From the Chronicle Kitchen
Martin Yan’s China
Where have you had the best fried rice of your life? Share your favorite restaurant (or homemade secret!) and tell us what makes it so special. Three winners will be selected at random from the comments/trackbacks below to receive a free copy of this book.
Congratulations to Martin Yan, whose Martin Yan’s China has been nominated for a prestigious 2009 International Association of Culinary Professionals’ Cookbook Award in the International category.
Red and Gold Fried Rice
This dish combines two of Canton’s classics: tomato beef and fried rice. Tasty and fulfilling, this dish is also very quick and easy to make. It’s a popular lunch order for many workers in busy Hong Kong. The dash of ketchup gives a nice tangy taste to the silky scrambled eggs.
Makes 4 servings
4 dried black mushrooms
2 tablespoons vegetable oil
1/4 cup chopped onion
1 tablespoon minced ginger
4 ounces ground beef
3 cups cold cooked long-grain rice
1 1/2 cups cherry tomatoes, halved
1/4 cup sliced green onions
2 tablespoons ketchup
1 tablespoon Rich Homemade Broth (page tk) or canned chicken broth
1 tablespoon soy sauce
2 teaspoons hoisin sauce
3/4 teaspoon salt
4 eggs, lightly beaten
In a small bowl, soak the mushrooms in warm water to cover until softened, about 20 minutes; drain. Discard the stems and chop the caps.

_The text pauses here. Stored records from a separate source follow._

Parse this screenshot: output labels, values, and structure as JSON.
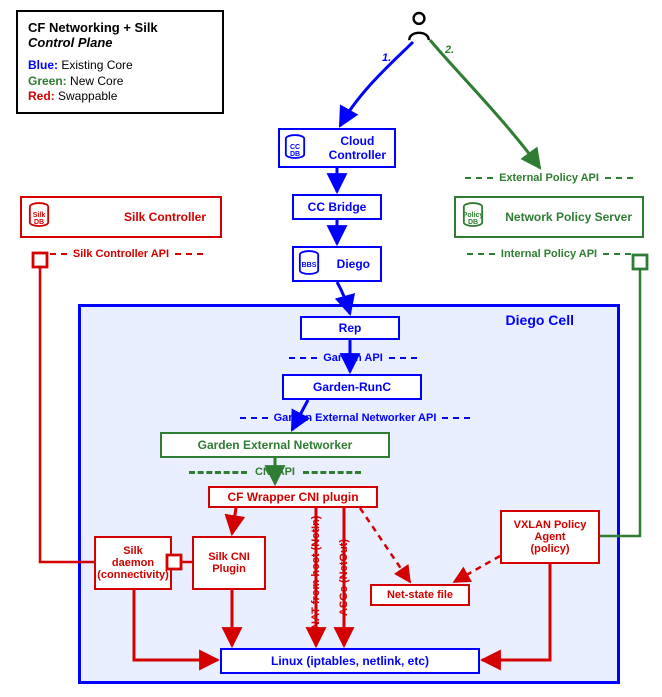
{
  "title": {
    "line1": "CF Networking + Silk",
    "line2": "Control Plane"
  },
  "legend": {
    "blue_label": "Blue:",
    "blue_text": "Existing Core",
    "green_label": "Green:",
    "green_text": "New Core",
    "red_label": "Red:",
    "red_text": "Swappable"
  },
  "nodes": {
    "cloud_controller": "Cloud\nController",
    "cc_bridge": "CC Bridge",
    "diego": "Diego",
    "silk_controller": "Silk Controller",
    "network_policy_server": "Network Policy Server",
    "rep": "Rep",
    "garden_runc": "Garden-RunC",
    "garden_ext_networker": "Garden External Networker",
    "cf_wrapper": "CF Wrapper CNI plugin",
    "silk_daemon": "Silk\ndaemon\n(connectivity)",
    "silk_cni": "Silk CNI\nPlugin",
    "netstate": "Net-state file",
    "vxlan": "VXLAN Policy\nAgent\n(policy)",
    "linux": "Linux (iptables, netlink, etc)"
  },
  "dbs": {
    "cc": "CC\nDB",
    "bbs": "BBS",
    "silk": "Silk\nDB",
    "policy": "Policy\nDB"
  },
  "apis": {
    "external_policy": "External Policy API",
    "internal_policy": "Internal Policy API",
    "silk_controller": "Silk Controller API",
    "garden": "Garden API",
    "garden_ext": "Garden External Networker API",
    "cni": "CNI API"
  },
  "edge_labels": {
    "one": "1.",
    "two": "2."
  },
  "cell_title": "Diego Cell",
  "vertical_labels": {
    "nat": "NAT from host (NetIn)",
    "asg": "ASGs (NetOut)"
  }
}
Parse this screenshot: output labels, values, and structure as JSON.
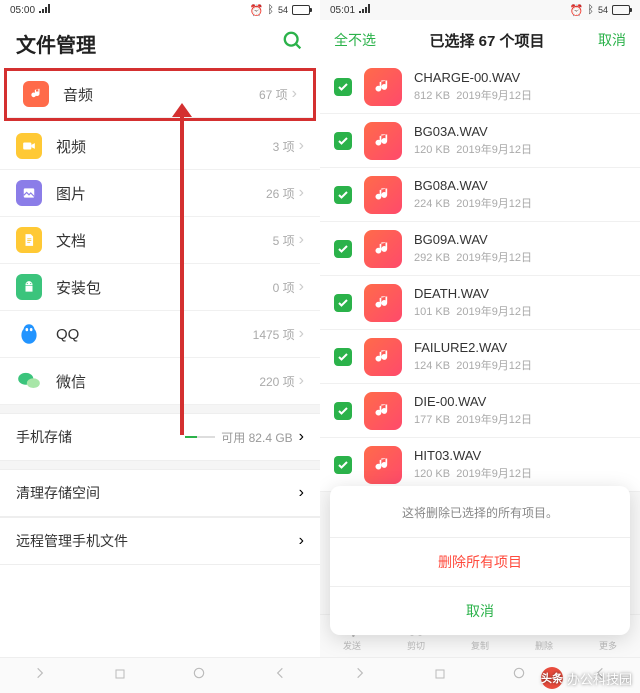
{
  "left": {
    "status": {
      "time": "05:00",
      "battery": "54"
    },
    "title": "文件管理",
    "rows": [
      {
        "label": "音频",
        "count": "67 项",
        "icon": "audio"
      },
      {
        "label": "视频",
        "count": "3 项",
        "icon": "video"
      },
      {
        "label": "图片",
        "count": "26 项",
        "icon": "image"
      },
      {
        "label": "文档",
        "count": "5 项",
        "icon": "doc"
      },
      {
        "label": "安装包",
        "count": "0 项",
        "icon": "apk"
      },
      {
        "label": "QQ",
        "count": "1475 项",
        "icon": "qq"
      },
      {
        "label": "微信",
        "count": "220 项",
        "icon": "wechat"
      }
    ],
    "storage": {
      "label": "手机存储",
      "free": "可用 82.4 GB"
    },
    "clean": "清理存储空间",
    "remote": "远程管理手机文件"
  },
  "right": {
    "status": {
      "time": "05:01",
      "battery": "54"
    },
    "header": {
      "deselect": "全不选",
      "title": "已选择 67 个项目",
      "cancel": "取消"
    },
    "files": [
      {
        "name": "CHARGE-00.WAV",
        "size": "812 KB",
        "date": "2019年9月12日"
      },
      {
        "name": "BG03A.WAV",
        "size": "120 KB",
        "date": "2019年9月12日"
      },
      {
        "name": "BG08A.WAV",
        "size": "224 KB",
        "date": "2019年9月12日"
      },
      {
        "name": "BG09A.WAV",
        "size": "292 KB",
        "date": "2019年9月12日"
      },
      {
        "name": "DEATH.WAV",
        "size": "101 KB",
        "date": "2019年9月12日"
      },
      {
        "name": "FAILURE2.WAV",
        "size": "124 KB",
        "date": "2019年9月12日"
      },
      {
        "name": "DIE-00.WAV",
        "size": "177 KB",
        "date": "2019年9月12日"
      },
      {
        "name": "HIT03.WAV",
        "size": "120 KB",
        "date": "2019年9月12日"
      }
    ],
    "dialog": {
      "head": "这将删除已选择的所有项目。",
      "delete": "删除所有项目",
      "cancel": "取消"
    },
    "toolbar": [
      "发送",
      "剪切",
      "复制",
      "删除",
      "更多"
    ]
  },
  "watermark": "办公科技园"
}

Place a wok or stir-fry pan over medium-high heat until hot. Add the oil, swirling to coat the sides. Add the onion and ginger and cook, stirring, until fragrant, about 30 seconds. Add the beef and mushrooms and stir-fry until the meat is no longer pink, about 2 minutes. Add the rice, separating the grains with the back of a spoon, and cook until the rice is heated through. Add the tomatoes, green onions, ketchup, broth, soy sauce, hoisin sauce, and salt and stir to combine. Make a well in the center of the rice, add the eggs, and gently stir the eggs until they form soft curds, about 1 minute. Stir to mix the eggs into the rice.
Transfer to a serving plate and serve.